Mendengar pertanyaanku, om Aryo tersenyum. Aku merasakan kasih sayangnya masih tetap ada dalam senyum pamanku itu. “Nduk… aku kasihan padamu. Om juga kan punya anak perempuan, Fitri. Om akan lebih ketat lagi mengawasi dia, supaya tidak terulang kejadian yang menimpamu ini.”

Om Aryo menarik napas dulu sebelum melanjutkan. “Kamu cerdas. Kita bisa membuat pernikahan ini sebagai sandiwara saja, jika itu yang kamu mau, hanya untuk menutupi rasa malu karena kehamilanmu yang di luar nikah.”

“Terima kasih, om,” sahutku tulus berterima kasih.

“Apa bisa begitu?” tanya bapak kepada om Aryo.

“Aku akan mencoba membicarakan ini dengan Naren dan pak Handoyo. Tetapi, bagaimanapun, pernikahan ini adalah resmi, baik berdasarkan agama maupun negara. Terserah nanti Indri memperlakukannya seperti apa, itu terserah mereka nanti.”

“Nduk…” panggil ibu sambil meraihku. Aku tahu ibu mulai merasa sedih akan kehilangan anak perempuannya, meskipun pernikahan ini hanya sandiwara dan terpaksa dilakukan. Ibu pasti sedih, pasti trenyuh hatinya melihat nasibku yang malang.

“Yah, ini semua apa boleh buat,” gumam bapak. Bagaimanapun tegar dan kerasnya pendirian bapak, namun tetaplah hatinya akan iba juga melepaskan anak perempuannya, menikah sebelum waktunya, dan dalam keadaan yang demikian ternoda. Bapak tentu malu dengan keluarga besarnya, namun akan lebih malu lagi jika anaknya melahirkan seorang diri tanpa suami. Itu benar-benar akan mencoreng mukanya di mata keluarga maupun masyarakat.

“Nasi sudah menjadi bubur…” terdengar ayah bergumam lagi. “Kamu tentu tidak bisa mendapatkan pernikahan yang istimewa, Ndri. Bapak tidak siap, dan bapak juga malu untuk merayakannya pernikahan yang mendadak ini…”

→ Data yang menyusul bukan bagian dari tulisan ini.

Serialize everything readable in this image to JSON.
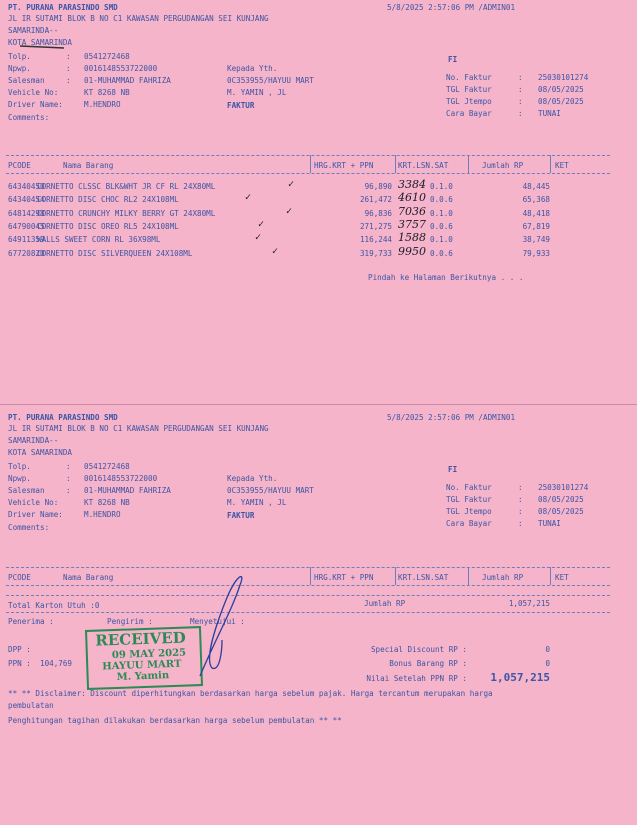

Kini bapak berlinang air mata. Ketegarannya sudah sampai ambang batas. Deburan ombak dan gelombang yang melandanya dengan keras, mengikis karang di hati dan egonya.

Aku menyesal… menyesal… tetapi apa yang bisa aku lakukan untuk membalikkan waktu dan memperbaiki kesalahanku?

“Sudahlah mas, mbakyu, dan kamu juga Indri… kita berharap semua bisa berjalan lancar…” ujar om Aryo menasehati.

Tiba-tiba ponsel om Aryo berdering. “Ya… " jawab om Aryo mengangkat teleponnya. Namun mendadak om Aryo seperti berteriak kaget. "Apa??”

Om Aryo menutup telepon itu setelah mendengarkan berita dari penelepon. Dia terlihat tegang. Katanya, “Radit ditemukan!”

Aku ikut berdebar mendengar khabar itu. Bisakah om Aryo dan kawan-kawannya membujuk Radit untuk mau menikah denganku? Jika memang harus nikah, tentu aku lebih memilih nikah dengan Radit ketimbang dengan mas Naren. Paling tidak, anakku yang akan lahir nanti mempunyai ayah yang sebenarnya.